134 A.D.2d 668 | N.Y. App. Div. | 1988

— Main, J.

Proceeding pursuant to CPLR article 78 (transferred to this court by order of the Supreme Court, entered in Clinton County) to review a determination of respondent Commissioner of Correctional Services which found petitioner guilty of violating a prison disciplinary rule.

On March 16, 1986, several inmates at Ossining Correctional Facility attempted to assault another inmate. Pending *669an investigation, petitioner was confined to his cell. He was released from this confinement three days later. On March 22, 1986, a misbehavior report was issued, charging petitioner with attempted assault in violation of prison rule 100.10 (see, 7 NYCRR 270.1 [b] [1] [i]), and petitioner was again confined to his cell. Following a Superintendent’s hearing on March 27, 1986, petitioner was found guilty of the charge. Respondent Commissioner of Correctional Services affirmed the Hearing Officer’s determination and this CPLR article 78 proceeding ensued.

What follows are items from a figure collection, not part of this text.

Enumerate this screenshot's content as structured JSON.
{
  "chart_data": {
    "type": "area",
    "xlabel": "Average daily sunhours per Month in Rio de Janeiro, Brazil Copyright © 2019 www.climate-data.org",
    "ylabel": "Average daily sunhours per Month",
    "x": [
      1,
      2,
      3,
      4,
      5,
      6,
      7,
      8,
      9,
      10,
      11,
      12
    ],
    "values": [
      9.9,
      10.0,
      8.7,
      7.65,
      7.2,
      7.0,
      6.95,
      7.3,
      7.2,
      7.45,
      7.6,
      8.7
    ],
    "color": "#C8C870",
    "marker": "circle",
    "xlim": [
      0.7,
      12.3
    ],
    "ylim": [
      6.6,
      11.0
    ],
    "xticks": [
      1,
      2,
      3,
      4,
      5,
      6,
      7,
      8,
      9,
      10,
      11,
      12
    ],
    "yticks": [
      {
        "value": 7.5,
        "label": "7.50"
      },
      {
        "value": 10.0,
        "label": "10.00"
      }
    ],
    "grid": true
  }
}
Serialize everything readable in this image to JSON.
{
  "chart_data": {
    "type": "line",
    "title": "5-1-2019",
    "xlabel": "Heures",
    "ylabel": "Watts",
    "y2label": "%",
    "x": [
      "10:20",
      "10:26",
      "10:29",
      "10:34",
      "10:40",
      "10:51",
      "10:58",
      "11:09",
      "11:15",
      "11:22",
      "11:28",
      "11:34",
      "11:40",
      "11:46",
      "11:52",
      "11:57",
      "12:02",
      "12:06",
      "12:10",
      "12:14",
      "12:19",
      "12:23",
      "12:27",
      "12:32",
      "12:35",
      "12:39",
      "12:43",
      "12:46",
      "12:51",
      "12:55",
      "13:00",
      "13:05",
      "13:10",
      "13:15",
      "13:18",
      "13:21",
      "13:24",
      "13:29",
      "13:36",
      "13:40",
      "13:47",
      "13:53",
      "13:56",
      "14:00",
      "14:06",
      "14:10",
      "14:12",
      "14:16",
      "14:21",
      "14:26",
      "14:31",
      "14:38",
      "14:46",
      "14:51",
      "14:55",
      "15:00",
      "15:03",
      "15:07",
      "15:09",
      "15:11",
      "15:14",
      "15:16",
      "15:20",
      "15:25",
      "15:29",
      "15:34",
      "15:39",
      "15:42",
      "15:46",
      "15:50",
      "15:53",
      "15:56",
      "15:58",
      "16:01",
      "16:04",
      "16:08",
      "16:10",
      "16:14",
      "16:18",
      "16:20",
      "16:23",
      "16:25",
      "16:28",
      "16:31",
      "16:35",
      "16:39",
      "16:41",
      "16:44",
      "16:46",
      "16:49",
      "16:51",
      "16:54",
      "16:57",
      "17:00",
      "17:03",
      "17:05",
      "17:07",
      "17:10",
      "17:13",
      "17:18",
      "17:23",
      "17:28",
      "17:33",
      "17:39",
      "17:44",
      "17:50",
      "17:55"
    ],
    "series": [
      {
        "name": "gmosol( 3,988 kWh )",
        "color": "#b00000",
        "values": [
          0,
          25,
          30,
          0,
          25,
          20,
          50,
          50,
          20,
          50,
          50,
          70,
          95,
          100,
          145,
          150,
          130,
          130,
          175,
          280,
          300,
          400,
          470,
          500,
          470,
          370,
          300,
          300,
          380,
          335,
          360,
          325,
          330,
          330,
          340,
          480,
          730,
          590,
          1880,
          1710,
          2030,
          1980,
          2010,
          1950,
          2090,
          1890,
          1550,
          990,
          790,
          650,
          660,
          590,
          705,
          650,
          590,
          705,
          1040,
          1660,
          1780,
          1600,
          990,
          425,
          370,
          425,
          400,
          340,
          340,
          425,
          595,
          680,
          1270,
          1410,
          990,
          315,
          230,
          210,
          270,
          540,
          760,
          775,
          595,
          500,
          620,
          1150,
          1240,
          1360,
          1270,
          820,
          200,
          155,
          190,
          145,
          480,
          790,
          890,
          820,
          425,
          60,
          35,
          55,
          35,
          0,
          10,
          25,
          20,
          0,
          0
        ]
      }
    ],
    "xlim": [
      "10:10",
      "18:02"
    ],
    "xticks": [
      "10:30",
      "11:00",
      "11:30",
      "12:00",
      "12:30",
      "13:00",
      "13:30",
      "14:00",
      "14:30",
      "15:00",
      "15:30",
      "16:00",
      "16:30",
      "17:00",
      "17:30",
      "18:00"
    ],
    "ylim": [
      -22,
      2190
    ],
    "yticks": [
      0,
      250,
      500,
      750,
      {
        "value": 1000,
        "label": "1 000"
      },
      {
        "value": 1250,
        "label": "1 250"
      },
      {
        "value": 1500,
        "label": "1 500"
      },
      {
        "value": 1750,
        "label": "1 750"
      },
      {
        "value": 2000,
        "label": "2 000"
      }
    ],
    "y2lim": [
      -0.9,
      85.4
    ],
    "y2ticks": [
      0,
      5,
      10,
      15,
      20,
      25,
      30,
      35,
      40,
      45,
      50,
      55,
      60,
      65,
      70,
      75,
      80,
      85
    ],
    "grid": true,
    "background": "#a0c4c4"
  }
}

Initially, petitioner contends that the Hearing Officer’s determination is not supported by substantial evidence because a confidential informant did not testify at the hearing. Instead, the informant’s statement was presented to the Hearing Officer in camera and the correction officer who investigated the incident testified to the informant’s credibility outside petitioner’s presence. Respondents have provided us with the confidential material for our in camera inspection, and we are of the opinion that the Hearing Officer’s determination was supported by substantial evidence. The informant stated that he was a witness to the attempted assault and that petitioner was one of the assailants. The correction officer testified that he had firsthand knowledge that the informant’s statement was credible. In light of this, substantial evidence was presented to support the Hearing Officer’s determination (see, Matter of Burgos v Coughlin, 108 AD2d 194, 200-201, lv denied 66 NY2d 603; cf., Matter of Vogelsang v Coombe, 105 AD2d 913, affd 66 NY2d 835).

Petitioner next asserts that he was denied due process because the Superintendent’s hearing was not commenced within seven days of his confinement to his cell on March 16, 1986, in violation of 7 NYCRR 251-5.1 (a). We disagree. Under 7 NYCRR 251-5.1 (a), a Superintendent’s hearing must take place within seven days of the date when the inmate is confined pending the hearing. In this case, although petitioner was confined for a time beginning on March 16, 1986, a misbehavior report was not made on that date; petitioner was therefore not confined on March 16, 1986 pending a Superintendent’s hearing. We note that an inmate may be confined to his cell without the pendency of a Superintendent’s hearing (see, 7 NYCRR 251-1.6), and such confinement should not be included in the computation of confinement time pending the Superintendent’s hearing. Accordingly, since petitioner was not confined to his cell pending a Superintendent’s hearing until March 22, 1986, when the misbehavior report was made, *670and since the Superintendent’s hearing was held on March 27, 1986, the requirements of 7 NYCRR 251-5.1 (a) have been met.

Finally, petitioner charges that the Hearing Officer violated 7 NYCRR 254.5 by failing to give petitioner a reason for taking the testimony of the correction officer outside petitioner’s presence. It is clear, however, that petitioner does not have a due process right to confront adverse witnesses at the Superintendent’s hearing, only to call witnesses on his own behalf (see, People ex rel. Vega v Smith, 66 NY2d 130, 141), and that 7 NYCRR 254.5 applies only to witnesses called on the inmate’s behalf (see, Matter of Burnell v Smith, 122 Misc 2d 342, 343). Accordingly, petitioner was not denied due process in this regard.

Determination confirmed, and petition dismissed, without costs. Kane, J. P., Main, Mikoll, Levine and Harvey, JJ., concur.